Может быть, то самое чутье, которое, думал господин Аверелли, было всего-навсего учетом тонких мелочей, тех признаков будущего, которые никогда не проявляются явно и сразу и которые способны замечать лишь самые проницательные? Может быть, потому ой и стал хозяином фирмы и женился лишь в сорок пять (имеется в виду Джулия), что добрых тридцать, а то и все сорок лет он потратил на приобретение опыта и чутья, создание беспроигрышного дела, которое, как откровение, пришло ему однажды во время привычного и одинокого вечернего размышления на складе мехов.
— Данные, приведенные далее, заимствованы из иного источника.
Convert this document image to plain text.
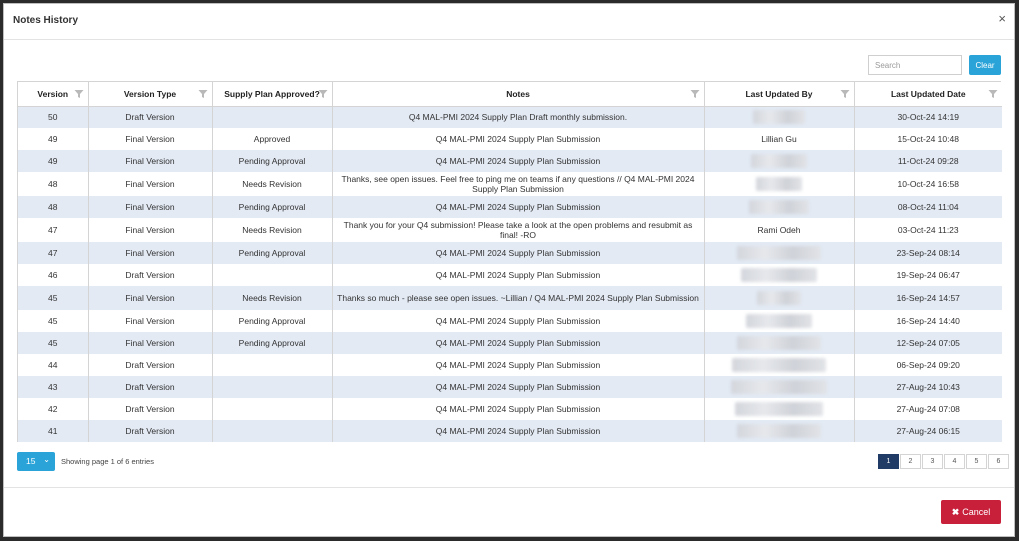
Notes History	×
Search
Clear
Version	Version Type	Supply Plan Approved?	Notes	Last Updated By	Last Updated Date

50	Draft Version		Q4 MAL-PMI 2024 Supply Plan Draft monthly submission.		30-Oct-24 14:19
49	Final Version	Approved	Q4 MAL-PMI 2024 Supply Plan Submission	Lillian Gu	15-Oct-24 10:48
49	Final Version	Pending Approval	Q4 MAL-PMI 2024 Supply Plan Submission		11-Oct-24 09:28
48	Final Version	Needs Revision	Thanks, see open issues. Feel free to ping me on teams if any questions // Q4 MAL-PMI 2024 Supply Plan Submission		10-Oct-24 16:58
48	Final Version	Pending Approval	Q4 MAL-PMI 2024 Supply Plan Submission		08-Oct-24 11:04
47	Final Version	Needs Revision	Thank you for your Q4 submission! Please take a look at the open problems and resubmit as final! -RO	Rami Odeh	03-Oct-24 11:23
47	Final Version	Pending Approval	Q4 MAL-PMI 2024 Supply Plan Submission		23-Sep-24 08:14
46	Draft Version		Q4 MAL-PMI 2024 Supply Plan Submission		19-Sep-24 06:47
45	Final Version	Needs Revision	Thanks so much - please see open issues. ~Lillian / Q4 MAL-PMI 2024 Supply Plan Submission		16-Sep-24 14:57
45	Final Version	Pending Approval	Q4 MAL-PMI 2024 Supply Plan Submission		16-Sep-24 14:40
45	Final Version	Pending Approval	Q4 MAL-PMI 2024 Supply Plan Submission		12-Sep-24 07:05
44	Draft Version		Q4 MAL-PMI 2024 Supply Plan Submission		06-Sep-24 09:20
43	Draft Version		Q4 MAL-PMI 2024 Supply Plan Submission		27-Aug-24 10:43
42	Draft Version		Q4 MAL-PMI 2024 Supply Plan Submission		27-Aug-24 07:08
41	Draft Version		Q4 MAL-PMI 2024 Supply Plan Submission		27-Aug-24 06:15
15 ⌄ Showing page 1 of 6 entries	1	2	3	4	5	6
✖ Cancel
Откровения всегда просты до досадности… И он понял, рассматривая партию редких уже и тогда выдровых шкур, что
О, пышный натуральный мех! Натуральный мех, за которым тщетно пока гонится, несмотря на все ухищрения, преуспевающая синтетика. Впрочем, Аверелли имел свои взгляды на синтетику: уже давно покупал акции известных фирм, и хотя его мечта сосредоточить в руках фирмы Аверелли всю торговлю натуральным и синтетическим мехом в Италии (или в Европе) еще была безмерно далека, он не оставлял ее без внимания, как несбыточность. Любой шаг к цели приближает цель… Любой шаг… Любой шаг…
Аверелли прицельно поглядывал из-под очков.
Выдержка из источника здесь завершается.